Large bandgap tuning in corundum Al2(O1−xSex)3
Abstract
Wide-gap oxide materials including gallium oxide and aluminium oxide have been attracting much interest due to their tremendous potential for application in power devices. In this work, a new III-oxide material utilizing chalcogen and oxygen mixing to form Al2(O1−xSex)3 III-oxychalcogenides is explored and studied. First-principles density functional theory calculations using hybrid functionals were applied to investigate the effect of Se on the electronic and structural properties of corundum Al2(O1−xSex)3 alloys.
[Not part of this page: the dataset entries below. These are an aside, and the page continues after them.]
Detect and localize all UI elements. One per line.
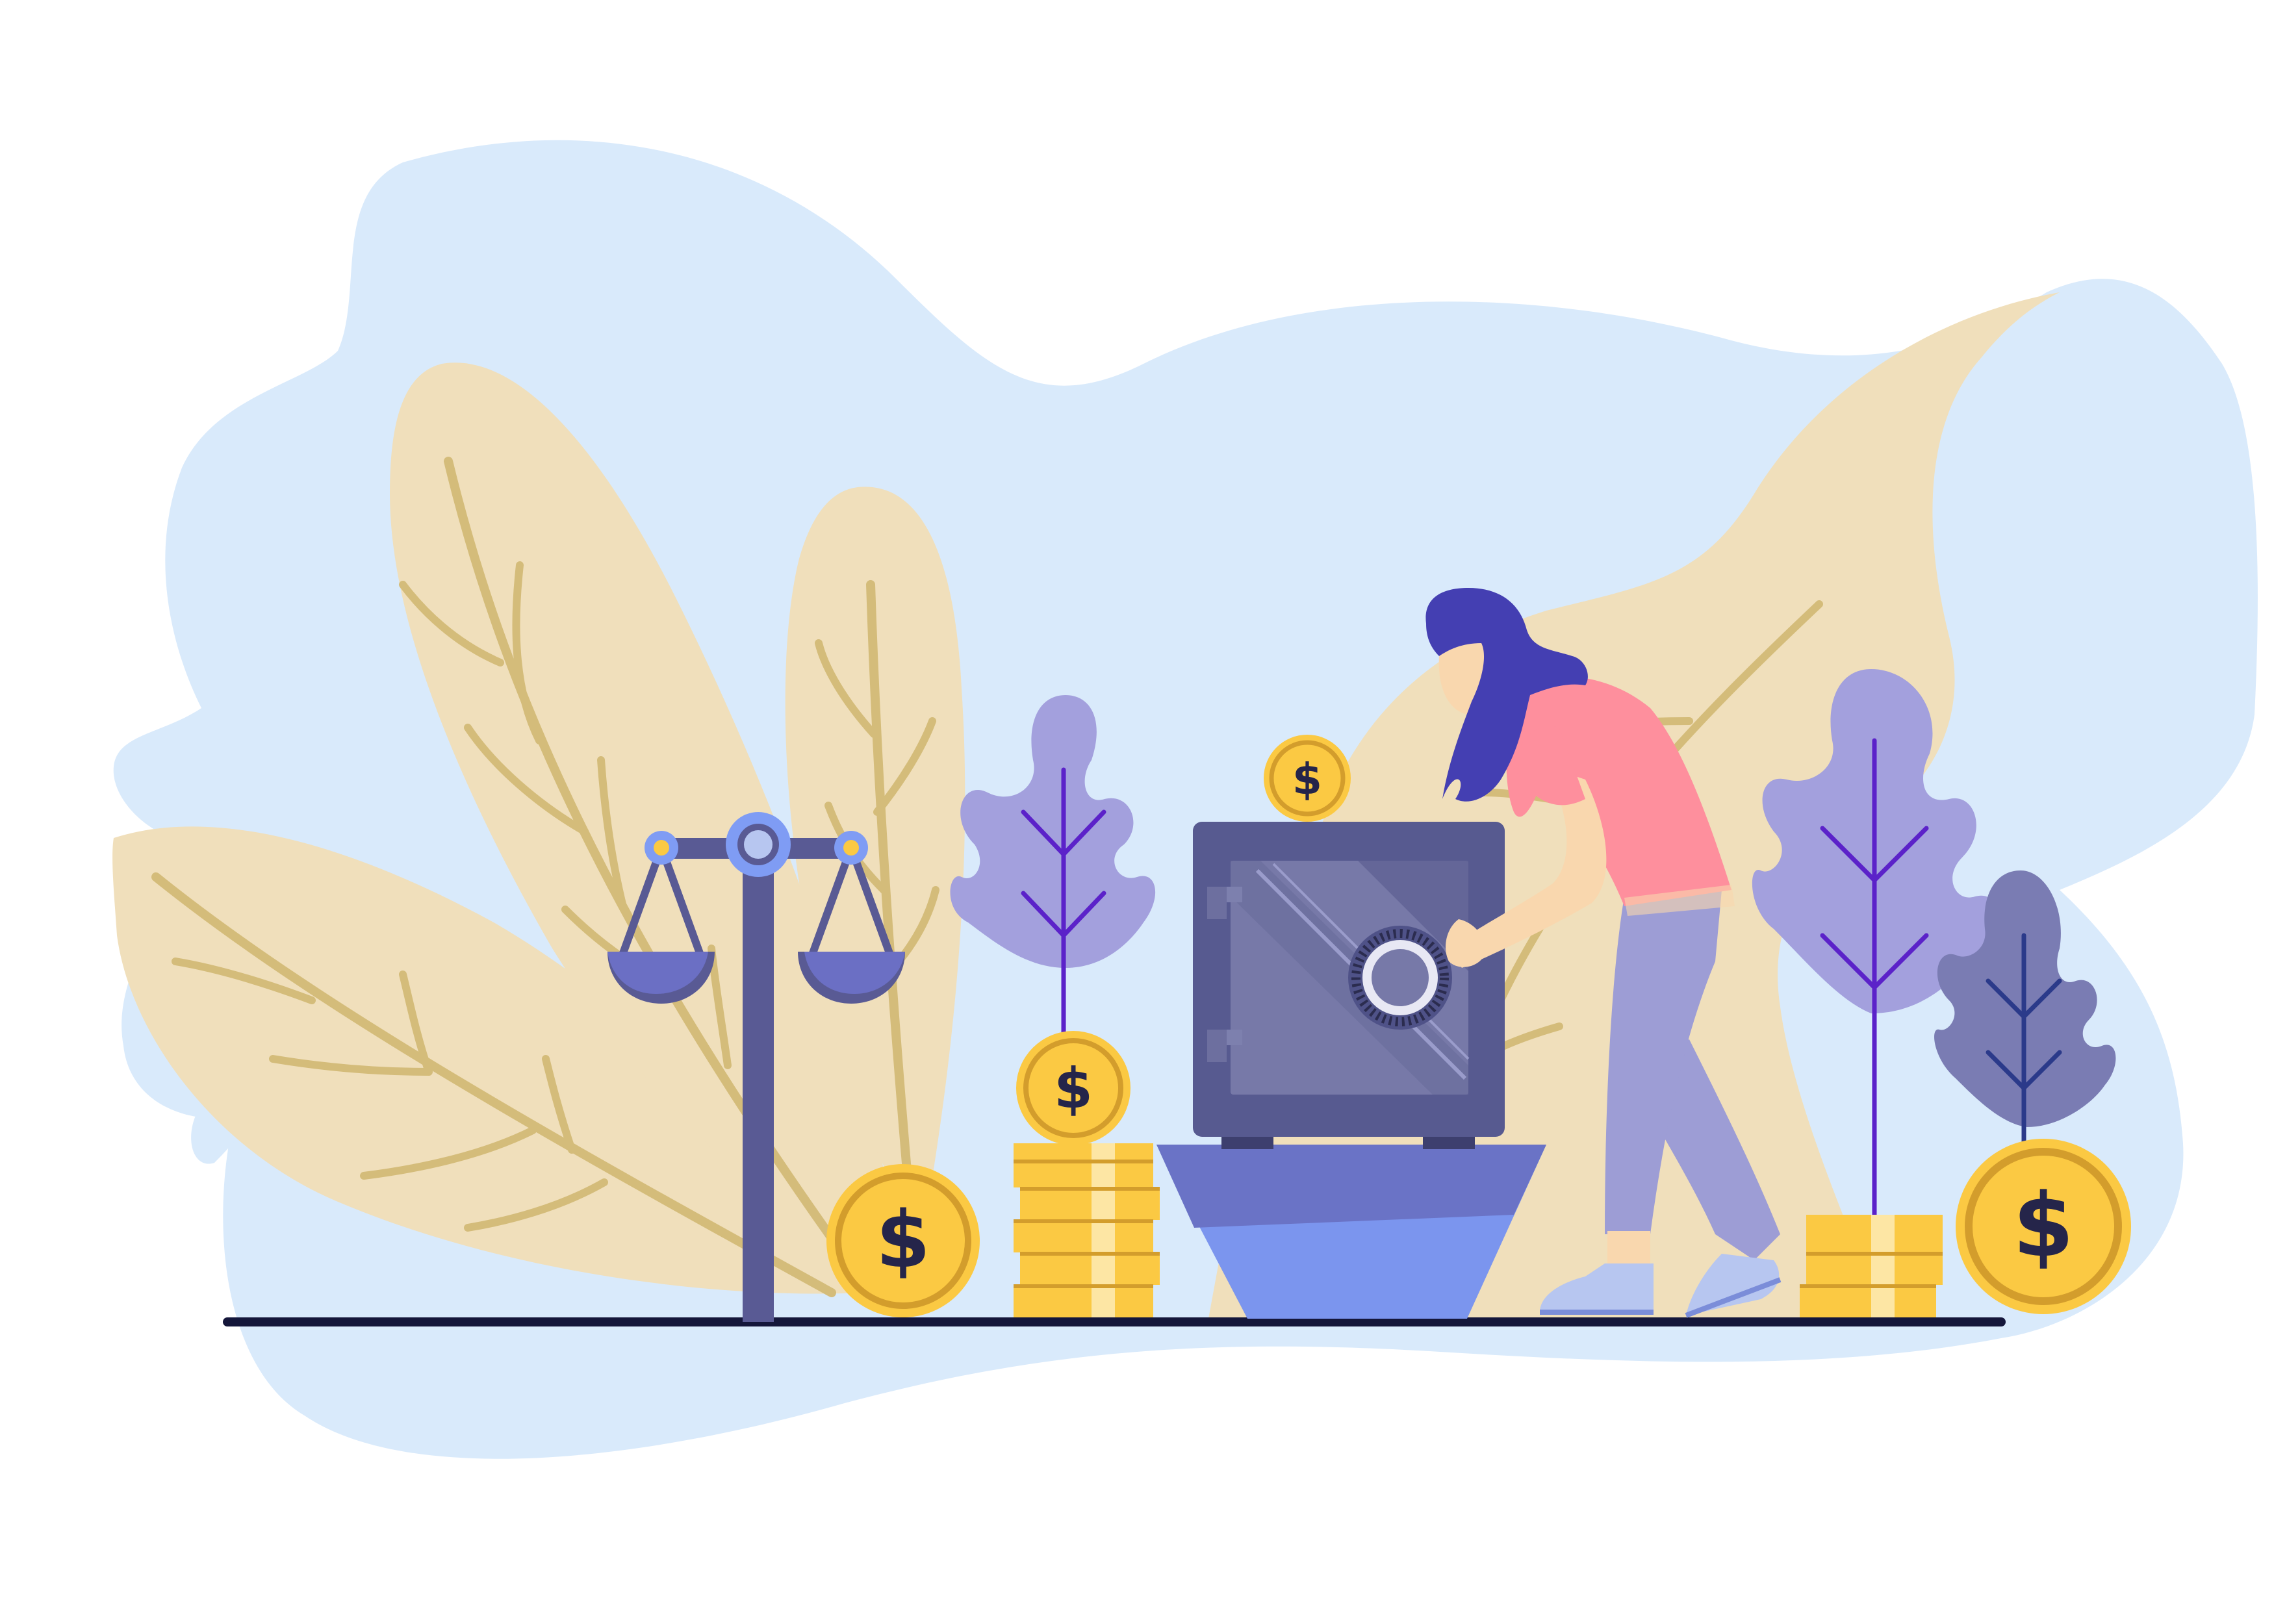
illustration-scene: $ $ $ $ bbox=[112, 140, 2258, 1459]
dollar-coin-icon: $ bbox=[826, 1164, 980, 1317]
dollar-coin-icon: $ bbox=[1264, 735, 1351, 822]
coin-symbol: $ bbox=[2013, 1174, 2074, 1276]
coin-symbol: $ bbox=[1292, 754, 1322, 804]
safe-icon bbox=[1193, 822, 1505, 1149]
coin-symbol: $ bbox=[876, 1195, 930, 1286]
coin-stack-right bbox=[1800, 1215, 1943, 1317]
coin-symbol: $ bbox=[1054, 1056, 1093, 1121]
dollar-coin-icon: $ bbox=[1016, 1031, 1131, 1145]
coin-stack-left bbox=[1014, 1143, 1160, 1317]
dollar-coin-icon: $ bbox=[1956, 1139, 2131, 1314]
Analysis on formation enthalpies indicated that Al2(O1−xSex)3 alloys exhibit a large miscibility gap, rendering a single-crystal or metastable phase achievable if the Se content remains 8% or less. Our investigations on electronic properties show that Se addition leads to a significant reduction of the bandgap energy of Al2O3, providing a remarkably large energy bandgap tuning range of 7.46 eV. In addition, band alignment studies reveal a type-I band offset for the Al2(O1−xSex)3/Al2O3 structure across the entire composition range, in which the valence band offset to conduction band offset ratio reaches as high as 0.7 : 0.3 when the Se content is less than 6%. Interestingly, although adding Se leads to a significant upward movement of the valence band in Al2(O1−xSex)3 alloys, the downward movement of the conduction band becomes dominant when the Se content increases. Overall, our work reveals the peculiar properties of mixed-anion AlOSe III-oxychalcogenides that show potential values for technological applications. More importantly, our initial work here carves out an uncharted territory in III-oxychalcogenides that requires further investigations from both experimental and theoretical approaches.